The United Kingdom and Germany will increase their military deployment in eastern Europe amid the ongoing crisis between Russia and Ukraine.
U.K. Defence Secretary Ben Wallace on Monday said 350 more British troops would be sent to the Polish border to shore up NATO's eastern flank against any Russian aggression.
Wallace said the troops would strengthen a contingent of 100 British soldiers already there and would be a "bilateral deployment to show that we can work together and send a strong signal that Britain and Poland stand side by side."
The announcement came following talks between Wallace and Polish Defence Minister Mariusz Blaszczak amid growing fears of a Russian invasion of Ukraine, which could spark a massive exodus of refugees into Poland.

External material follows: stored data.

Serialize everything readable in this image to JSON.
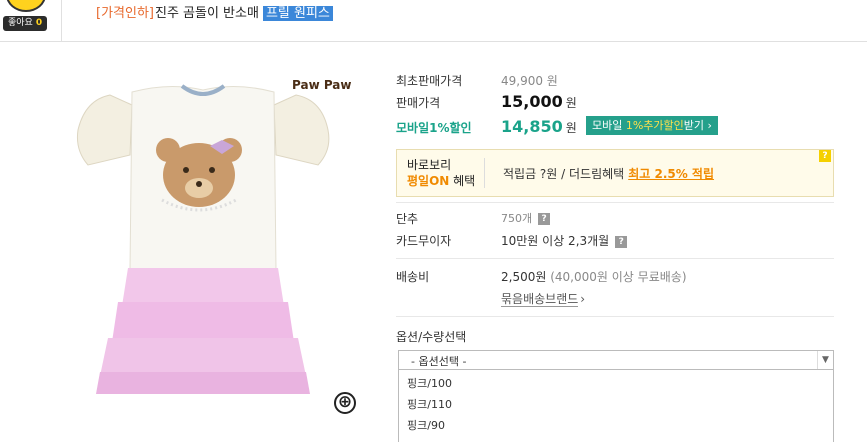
{
  "header": {
    "like_label": "좋아요",
    "like_count": "0",
    "title_prefix": "[가격인하]",
    "title_main": "진주 곰돌이 반소매",
    "title_tag": "프릴 원피스"
  },
  "product": {
    "brand_logo": "Paw Paw",
    "zoom_icon": "⊕"
  },
  "prices": {
    "original_label": "최초판매가격",
    "original_value": "49,900 원",
    "sale_label": "판매가격",
    "sale_value": "15,000",
    "sale_unit": "원",
    "mobile_label": "모바일1%할인",
    "mobile_value": "14,850",
    "mobile_unit": "원",
    "mobile_btn_a": "모바일 ",
    "mobile_btn_b": "1%추가할인",
    "mobile_btn_c": "받기 ›"
  },
  "benefit": {
    "line1": "바로보리",
    "line2_on": "평일ON",
    "line2_rest": " 혜택",
    "text": "적립금 ?원 / 더드림혜택",
    "link": "최고 2.5% 적립",
    "help": "?"
  },
  "details": {
    "unit_label": "단추",
    "unit_value": "750개",
    "card_label": "카드무이자",
    "card_value": "10만원 이상 2,3개월",
    "shipping_label": "배송비",
    "shipping_value": "2,500원",
    "shipping_note": "(40,000원 이상 무료배송)",
    "bundle_link": "묶음배송브랜드",
    "bundle_arrow": "›"
  },
  "options": {
    "label": "옵션/수량선택",
    "placeholder": "- 옵션선택 -",
    "items": [
      "핑크/100",
      "핑크/110",
      "핑크/90"
    ]
  }
}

Belarus last year allowed migrants to cross its border into Poland, sparking a humanitarian crisis and prompting the deployment of 100 British troops to strengthen the border.
Blaszczak told journalists that the additional British troops would "cooperate with the Polish armed forces to increase security, especially when it comes to the threats on the border."
Wallace noted that "recently Belarus cynically used human beings as a way of destabilizing neighbors."
"Using illegal migration or indeed forcing people across the border, Britain stood shoulder-to-shoulder with Poland, and sent 100 Royal engineers to support them in those efforts to counter the use of migrants as a tool."
U.S. officials have said the Kremlin has assembled 110,000 troops along the border with pro-Western neighbor Ukraine but intelligence assessments have not determined whether President Vladimir Putin has actually decided to invade.
The officials added that an invasion could trigger a refugee flood of up to five million people, mainly into Poland.
Russia is seeking a guarantee from NATO that Ukraine will not enter the alliance and wants the bloc to withdraw forces from member states in eastern Europe.
Wallace on Monday insisted that NATO is a defensive alliance and that Russian aggression would be counterproductive and lead to "more NATO, the very thing that President Putin says he doesn't want."
He said that Russia's "2014 illegal annexation of Crimea led to an enhanced forward presence in Poland, Estonia, and Latvia."
Also, Germany will send up to 350 more soldiers to Lithuania to help bolster the NATO alliance's eastern flank, Defence Minister Christine Lambrecht said Monday, amid fears that Russia could invade Ukraine.
"We are therefore strengthening our troop contribution on NATO's eastern flank and sending a clear sign of our resolve to our allies," Lambrecht said, adding that the soldiers will be deployed "within a few days."
The message to allies is, "you can rely on us," said the minister.
Germany currently has 500 soldiers stationed as part of NATO forces in Lithuania.
The boosted German force in the Baltic nation would make Lithuania Germany's second-biggest deployment after Mali.
Berlin had come under fire over its refusal to send weapons to Ukraine despite repeated requests from Kyiv.
Its offer to instead dispatch 5,000 helmets was widely ridiculed recently.
With tens of thousands of Russian troops massed on the Ukrainian border, fears are mounting that a major conflict could break out in Europe.
An intense round of diplomacy is ongoing in a bid to stop the situation from spiraling out of control.
German Chancellor Olaf Scholz is in Washington for talks with U.S. President Joe Biden, while Foreign Minister Annalena Baerbock is in Kyiv to meet her Ukrainian counterpart.
Scholz said on Monday there would be a very high price if Russia invades Ukraine, amid U.S. warnings that a Russian invasion could happen in days or weeks.
Scholz was speaking to reporters before a meeting later in the day with U.S. President Joe Biden at the White House.
Germany's foreign minister has also urged Moscow on Monday to take steps to de-escalate tensions, and warned that Russia will face severe political and economic sanctions if it attacks Ukraine.
"We will respond with tough, very specific measures to any further aggression by Russia," Annalena Baerbock said in a statement.
She made the remarks ahead of her official talks in the Ukrainian capital of Kyiv, amid heightened tensions with Russia.
Baerbock reaffirmed Germany's strong support for the sovereignty and independence of Ukraine.
"As a partner of Ukraine in the EU, NATO and the G7, we categorically support the territorial integrity of the country and stand alongside the people," she stressed.
The top German diplomat is in Kyiv for her second visit within a month to demonstrate solidarity with Ukraine. She is also scheduled to travel to the "contact line" in eastern Ukraine to gain a first-hand impression of the situation.
Germany is among the largest donor countries to Ukraine and provided nearly €1.83 billion ($2.09 billion) in development aid since 2014, according to government figures.
But Germany's opposition to military support to Ukraine remains a source of friction and has been widely criticized by Ukrainian politicians.
Berlin has so far turned down Ukraine's requests for weapons pointing to the country's restrictive arms export policy, and arguing that this could further escalate military tensions in the region.